Darcy turned in the direction of the commotion, and her heart stuttered, stalled, and stopped. Striding toward her in full firefighter regalia, and looking so hot she half expected the sprinklers to go off any second, was Beck. His expression blazed a path of fire to her table, sizzling all the way up her spine. The clucking of the well-heeled crowd increased with every sure step.

He halted, huge and potent above her, and the smell of smoke and man hit her hard.

“Darcy.”

“Beck.” Using the edge of the table, she hauled her wilting body upright. “You shaved.”

“Had to. Back to work.”

She wasn’t sure how she felt about that. Clean and smooth-jawed, he stared at her for interminable moments. This infuriating man!

“What are you doing here?”

“You said you needed a date. Sorry I’m late. Had to save Christmas first.”

“Nice suit, Pancho Dempsey,” Grams chimed in, her voice echoing in the now eerily quiet room. The clucking had stopped, only to be replaced with silence ten times as deafening.

“Thanks, Mrs. C.” He turned back to Darcy. “I had a big speech planned. Something about fighting for you and claiming what’s mine.” He frowned. “But this is all wrong.”

Panic flared in Darcy’s chest. “It is?”

“What the hell are you wearing?”

“Um, a dress.”

“You look like someone died.” He curved his blunt hands around her hips. “This isn’t you, Darcy. This isn’t the woman I love.”

“I . . .” She slid a sidelong glance to her grandmother, who was not paying attention to her, but had her beady eyes trained on Beck. Unsurprisingly, no demographic was unaffected by his particular brand of sexy.

And he had just said he loved her. Not only in the past, but in the present. Right here, right now.

“I don’t want to make a fuss,” she said, trying to make that sound like it was a good thing.

“Why not?”

He had a point. Why was she lying low until she could slink away unseen into the cold, starless night? This was not the girl who had waited tables in a Boston diner and pulled pints in a Covent Garden pub when her father cut her off. This was not the woman she had worked so hard to become.

She was Darcy Fucking Cochrane, kick-ass body artist, and lover of the brave man who was currently eating her alive with his eyes.

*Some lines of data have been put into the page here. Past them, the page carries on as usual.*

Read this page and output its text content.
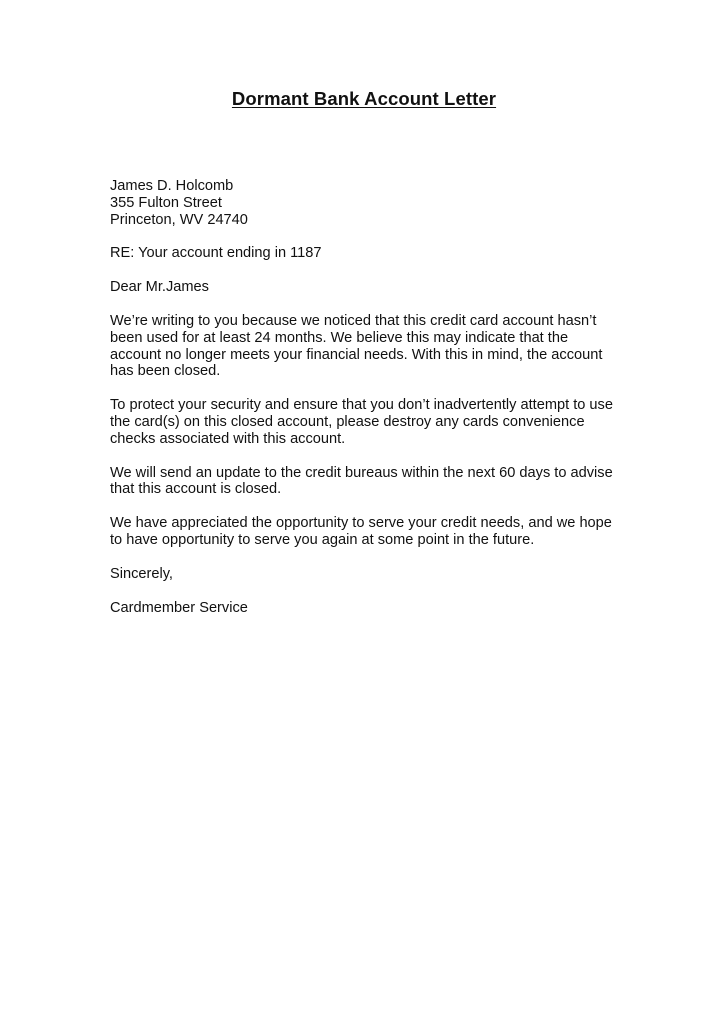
Dormant Bank Account Letter
James D. Holcomb
355 Fulton Street
Princeton, WV 24740
RE: Your account ending in 1187
Dear Mr.James
We’re writing to you because we noticed that this credit card account hasn’t
been used for at least 24 months. We believe this may indicate that the
account no longer meets your financial needs. With this in mind, the account
has been closed.
To protect your security and ensure that you don’t inadvertently attempt to use
the card(s) on this closed account, please destroy any cards convenience
checks associated with this account.
We will send an update to the credit bureaus within the next 60 days to advise
that this account is closed.
We have appreciated the opportunity to serve your credit needs, and we hope
to have opportunity to serve you again at some point in the future.
Sincerely,
Cardmember Service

With shaky fingers, she reached for the button on her high-necked jacket and unfastened it. The fabric’s silky slide against her skin as she slipped it off her shoulders felt sensual. Liberating. It floated to the table behind her, likely smack dab in the middle of her five-thousand-dollar-a-plate dinner.

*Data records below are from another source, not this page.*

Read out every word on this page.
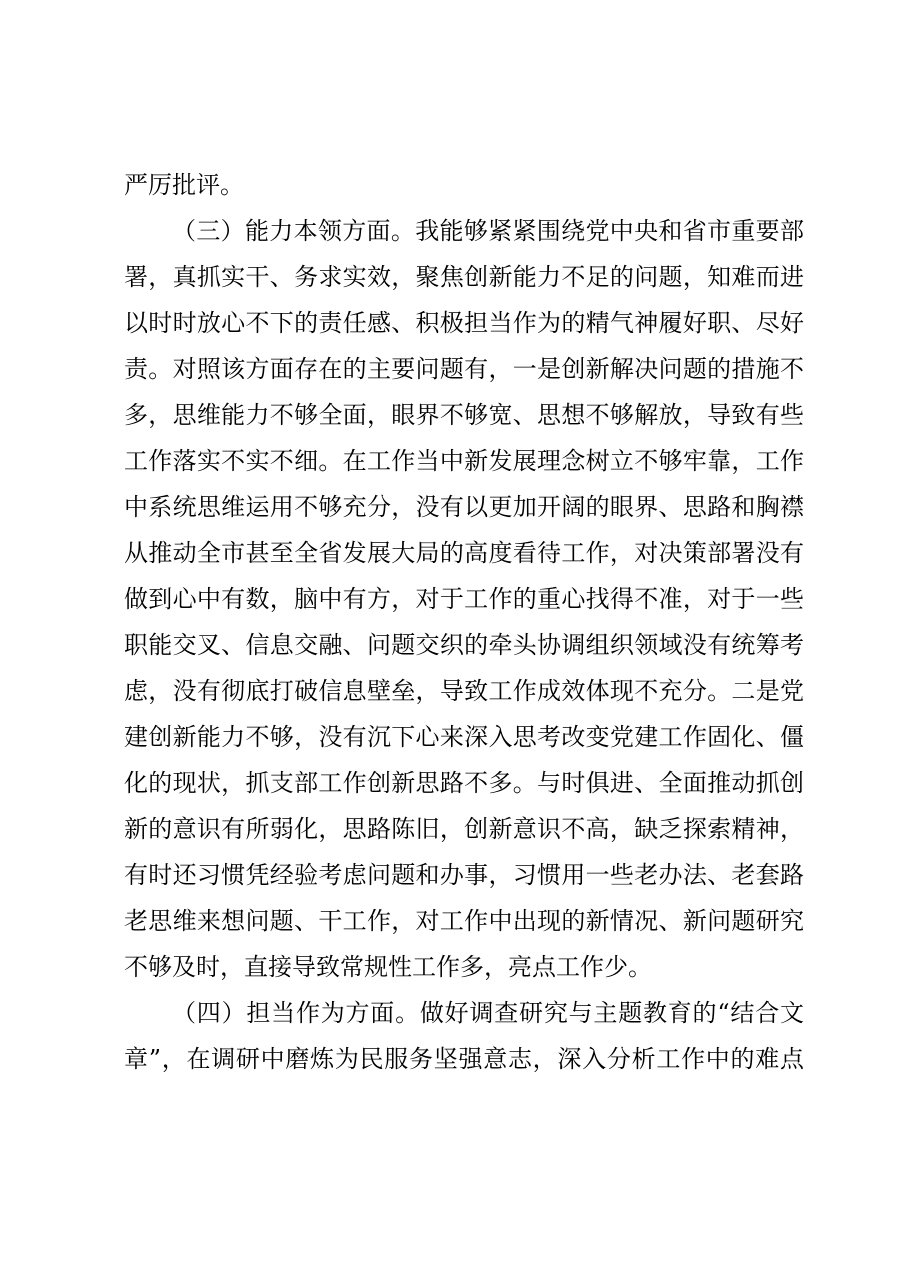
严厉批评。
（三）能力本领方面。我能够紧紧围绕党中央和省市重要部
署，真抓实干、务求实效，聚焦创新能力不足的问题，知难而进
以时时放心不下的责任感、积极担当作为的精气神履好职、尽好
责。对照该方面存在的主要问题有，一是创新解决问题的措施不
多，思维能力不够全面，眼界不够宽、思想不够解放，导致有些
工作落实不实不细。在工作当中新发展理念树立不够牢靠，工作
中系统思维运用不够充分，没有以更加开阔的眼界、思路和胸襟
从推动全市甚至全省发展大局的高度看待工作，对决策部署没有
做到心中有数，脑中有方，对于工作的重心找得不准，对于一些
职能交叉、信息交融、问题交织的牵头协调组织领域没有统筹考
虑，没有彻底打破信息壁垒，导致工作成效体现不充分。二是党
建创新能力不够，没有沉下心来深入思考改变党建工作固化、僵
化的现状，抓支部工作创新思路不多。与时俱进、全面推动抓创
新的意识有所弱化，思路陈旧，创新意识不高，缺乏探索精神，
有时还习惯凭经验考虑问题和办事，习惯用一些老办法、老套路
老思维来想问题、干工作，对工作中出现的新情况、新问题研究
不够及时，直接导致常规性工作多，亮点工作少。
（四）担当作为方面。做好调查研究与主题教育的“结合文
章”，在调研中磨炼为民服务坚强意志，深入分析工作中的难点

Not a problem. The only sustenance she needed stood before her. In Beck’s eyes, she saw appreciation for her body, respect for her choices. She saw . . . everything.

He laid a soft kiss on the sleeve of ink she had revealed, blessing it and her. “Darcy, I’ve loved you from the first day you distracted me in that boxing ring.” He switched his talented mouth to her other shoulder, cutting a path of sweet devastation along her newly bared collarbone on the way. “The result? A broken nose and the crap beaten out of your brother. Which I know you wanted me to do, by the way.”

“I did not—”

“Yes, you did.” Unwavering, unflinching, those blue-on-blue eyes held her captive. “From that first minute you were in my corner, Darcy, and I’m sorry I wasn’t always in yours. I was careless with your heart and I didn’t trust you to make the important decisions for yourself. No más.” No more.

No more hiding.

No more running.

No more denying.

“I’m yours, mi reina. Always have been, always will be.”

Her apparent promotion from princess to queen sent a surge of power through Darcy, making her so heady she white-knuckled the table’s edge.